陆凛风只因给秦王掌灯,便破天荒升了千户,心里觉得秦王就是他的贵人。
因此秦王寻他,他立刻就过来了。
沈渊将陈家情况说了,请陆凛风去查一查。
陆凛风应下。
沈渊又道:“此事关乎父皇和二公主的名声,切勿声张。”
陆凛风领命去了。
锦衣卫的办事效率很高,隔天晚上,陆凛风便来复命。
二公主下嫁陈家之后,首先被陈恪丑陋的容貌吓了一跳。
但是“天下第一孝子”的名头在前,二公主也不敢表露什么,生怕坏了父皇的大事。
她便准备忍气吞声地过了。
谁料这陈恪除了容貌丑陋,还天生不足,不能人|道,心理扭曲,喜欢虐打女人。
洞房之夜,陈恪将二公主绑起来,拿鞭子抽,拿白绫勒,要不是陈家老二陈阙来阻止,二公主新婚夜怕是就被虐打致死了。
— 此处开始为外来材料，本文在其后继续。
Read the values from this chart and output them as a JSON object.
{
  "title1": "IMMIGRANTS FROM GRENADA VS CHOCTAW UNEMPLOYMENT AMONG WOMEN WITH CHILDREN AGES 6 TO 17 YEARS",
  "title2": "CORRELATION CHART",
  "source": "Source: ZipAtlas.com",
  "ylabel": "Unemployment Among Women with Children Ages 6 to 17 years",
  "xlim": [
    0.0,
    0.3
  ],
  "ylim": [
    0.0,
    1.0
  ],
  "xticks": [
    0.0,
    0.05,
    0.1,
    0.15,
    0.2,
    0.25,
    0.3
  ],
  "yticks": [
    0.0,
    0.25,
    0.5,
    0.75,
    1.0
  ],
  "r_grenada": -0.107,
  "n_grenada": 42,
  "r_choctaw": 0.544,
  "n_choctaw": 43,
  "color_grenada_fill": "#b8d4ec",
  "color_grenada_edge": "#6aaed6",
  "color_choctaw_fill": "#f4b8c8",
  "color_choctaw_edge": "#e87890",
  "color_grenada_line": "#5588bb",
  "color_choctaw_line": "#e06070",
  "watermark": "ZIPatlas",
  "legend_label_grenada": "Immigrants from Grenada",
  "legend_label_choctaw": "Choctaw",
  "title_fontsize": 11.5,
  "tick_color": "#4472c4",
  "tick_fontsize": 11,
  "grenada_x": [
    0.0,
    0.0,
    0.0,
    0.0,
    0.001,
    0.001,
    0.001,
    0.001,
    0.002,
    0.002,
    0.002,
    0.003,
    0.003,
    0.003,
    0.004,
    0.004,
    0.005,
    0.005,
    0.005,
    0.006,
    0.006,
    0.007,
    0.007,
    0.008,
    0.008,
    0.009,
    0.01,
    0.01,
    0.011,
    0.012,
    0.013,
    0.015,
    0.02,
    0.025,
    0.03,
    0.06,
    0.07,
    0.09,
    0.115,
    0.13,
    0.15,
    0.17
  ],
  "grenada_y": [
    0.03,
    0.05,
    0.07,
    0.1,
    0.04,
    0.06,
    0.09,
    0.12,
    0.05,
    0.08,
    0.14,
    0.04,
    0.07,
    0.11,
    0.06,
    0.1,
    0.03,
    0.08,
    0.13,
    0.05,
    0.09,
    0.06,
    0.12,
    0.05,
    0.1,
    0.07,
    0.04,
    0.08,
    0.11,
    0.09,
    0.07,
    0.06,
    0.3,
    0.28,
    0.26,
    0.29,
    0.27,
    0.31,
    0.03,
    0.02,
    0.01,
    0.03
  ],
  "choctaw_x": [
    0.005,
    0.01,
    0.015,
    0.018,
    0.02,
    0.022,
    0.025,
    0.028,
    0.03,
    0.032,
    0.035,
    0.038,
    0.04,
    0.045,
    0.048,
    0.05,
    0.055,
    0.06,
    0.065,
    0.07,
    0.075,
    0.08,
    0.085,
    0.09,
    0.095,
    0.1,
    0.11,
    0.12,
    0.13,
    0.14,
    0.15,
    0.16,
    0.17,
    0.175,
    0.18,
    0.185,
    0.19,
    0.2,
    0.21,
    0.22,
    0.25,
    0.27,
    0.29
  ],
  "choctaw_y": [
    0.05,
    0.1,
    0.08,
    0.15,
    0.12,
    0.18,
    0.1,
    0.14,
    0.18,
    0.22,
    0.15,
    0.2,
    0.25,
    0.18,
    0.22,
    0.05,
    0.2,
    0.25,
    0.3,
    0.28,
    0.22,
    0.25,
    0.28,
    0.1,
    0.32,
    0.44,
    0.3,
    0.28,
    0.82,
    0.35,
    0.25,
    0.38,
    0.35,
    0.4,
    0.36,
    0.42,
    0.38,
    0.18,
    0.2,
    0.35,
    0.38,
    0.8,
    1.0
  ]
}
二公主浑身是伤,怕得要命,把陈阙当作救命稻草,求他放她出陈家。
陈阙让公主放心,说他一定会管好大哥,不让大哥再生事,还安排了一个单独的院子给沈沁住,找了丫鬟照顾,护院看守。
果然,后来陈恪几次想闯进来闹事,护院都守着,连院子门都没让他进来。